Dom Reginaldo Andrietta
Bispo Diocesano de Jales
Em meio à grande diversidade de expressões religiosas no Brasil, cuja liberdade está assegurada pelo artigo 5º, inciso VI, da Constituição Federal, os cristãos católicos têm o costume histórico de expressar publicamente sua fé de modo muito belo e inspirador. Um exemplo significativo é a celebração e procissão de Corpus Christi. Nesse dia, muitíssimas comunidades cristãs enfeitam ruas por onde caminham em oração com Cristo eucarístico. Qual é seu sentido?
Corpus Christi significa Corpo de Cristo. Desde o século XIII, a Igreja celebra essa solenidade enfatizando o sentido da eucaristia. Cristo a instituiu como memorial da sua paixão, morte e ressurreição. A densidade teológica, eclesial e espiritual desse memorial justifica esse dia dedicado à oração, à reflexão e à manifestação pública da fé cristã na eucaristia. Os Evangelhos, o Apóstolo Paulo e outros textos do Novo Testamento relatam o memorial eucarístico.
Na última ceia com seus discípulos, Jesus celebrou a páscoa, associando ao pão e ao vinho partilhados sua própria vida oferecida para a vida do mundo, confirmando o que Ele havia anunciado: “Eu vim para que todos tenham vida e vida em abundância” (Jo 10,10). Celebrando a eucaristia, a Igreja atualiza essa ação de Cristo. Sendo comunidade dos que creem em Cristo, a Igreja é, ela mesma, o corpo místico de Cristo, que tem por missão unir os seres humanos.
Uní-los implica reconciliá-los, transformando injustiças em solidariedade. Tal incidência comunitária e social da eucaristia faz com que a Igreja celebre o Corpus Christi de maneira pública, convidando todas as pessoas de boa vontade a se unirem em prol do bem comum, com ações em favor de pessoas necessitadas, supondo, também, outros estágios da caridade: promoção humana, reivindicação de direitos e participação direta na gestão da vida social.

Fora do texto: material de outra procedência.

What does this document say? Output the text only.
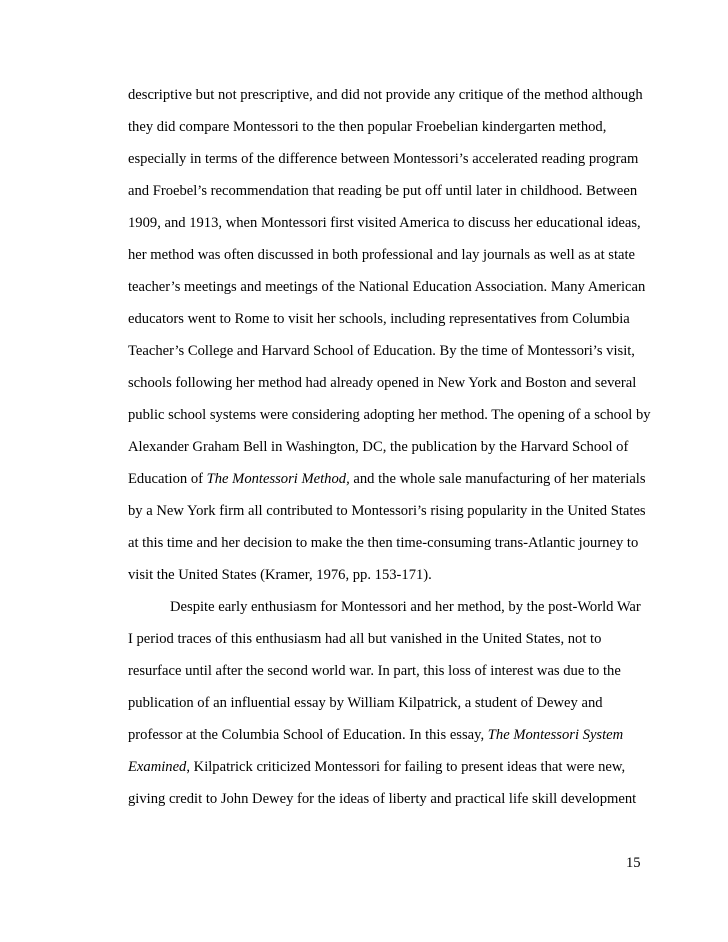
descriptive but not prescriptive, and did not provide any critique of the method although
they did compare Montessori to the then popular Froebelian kindergarten method,
especially in terms of the difference between Montessori’s accelerated reading program
and Froebel’s recommendation that reading be put off until later in childhood. Between
1909, and 1913, when Montessori first visited America to discuss her educational ideas,
her method was often discussed in both professional and lay journals as well as at state
teacher’s meetings and meetings of the National Education Association. Many American
educators went to Rome to visit her schools, including representatives from Columbia
Teacher’s College and Harvard School of Education. By the time of Montessori’s visit,
schools following her method had already opened in New York and Boston and several
public school systems were considering adopting her method. The opening of a school by
Alexander Graham Bell in Washington, DC, the publication by the Harvard School of
Education of The Montessori Method, and the whole sale manufacturing of her materials
by a New York firm all contributed to Montessori’s rising popularity in the United States
at this time and her decision to make the then time-consuming trans-Atlantic journey to
visit the United States (Kramer, 1976, pp. 153-171).
Despite early enthusiasm for Montessori and her method, by the post-World War
I period traces of this enthusiasm had all but vanished in the United States, not to
resurface until after the second world war. In part, this loss of interest was due to the
publication of an influential essay by William Kilpatrick, a student of Dewey and
professor at the Columbia School of Education. In this essay, The Montessori System
Examined, Kilpatrick criticized Montessori for failing to present ideas that were new,
giving credit to John Dewey for the ideas of liberty and practical life skill development
15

A eucaristia é, pois, muito mais que uma celebração. Ela é uma dimensão fundamental da vida cristã que deve se manifestar na qualidade de nossas relações interpessoais e da organização de nossa vida social. Onde a vida e o pão são partilhados, Cristo está presente. Sua presença na eucaristia é mais que simbólica. Ela é real. Pela consagração, o pão e o vinho são substancialmente transformados em corpo e sangue de Cristo, que significam “vida para o mundo” (Jo 6,51).
Cristo está sacramentalmente presente sob as espécies de pão e vinho consagrados, significando seu corpo sacrificado e seu sangue derramado na cruz para salvação da humanidade. Ele continua presente na Comunidade Eclesial Missionária, pois esta é também o corpo vivo e vivificante de Cristo. Ele está presente nos cristãos e, finalmente, em todas as pessoas de boa vontade que vivem e atuam em comunhão, em prol da vida na sua integralidade e do bem comum.
A solenidade do Santíssimo Corpo e Sangue de Cristo desafia, portanto, as próprias comunidades cristãs a serem mais unidas, como testemunhas do amor almejado por Cristo à humanidade. Após a última ceia, Cristo rogou a Deus Pai por todos os que, por meio de sua Palavra acreditariam nele, para que se tornassem um (cf. Jo 17). Essa oração de Cristo inspira-nos a orar pela unidade dos cristãos e todos os seres humanos, e por suas ações comuns em favor da justiça social.
A ceia do Senhor tem, portanto, uma dimensão social, não podendo ser celebrada indignamente. Sua autenticidade deve ser comprovada sobretudo pela comunhão em Cristo e pela solidariedade para com os pobres e sofredores, com quem ele se identifica (cf. Mt 25,31-46). Por fim, ela não é intimista. Seus efeitos não se limitam ao coração. Afinal, por ela somos desafiados a superar discórdias, promover altruísmo e gerar um “estilo eucarístico de vida social”.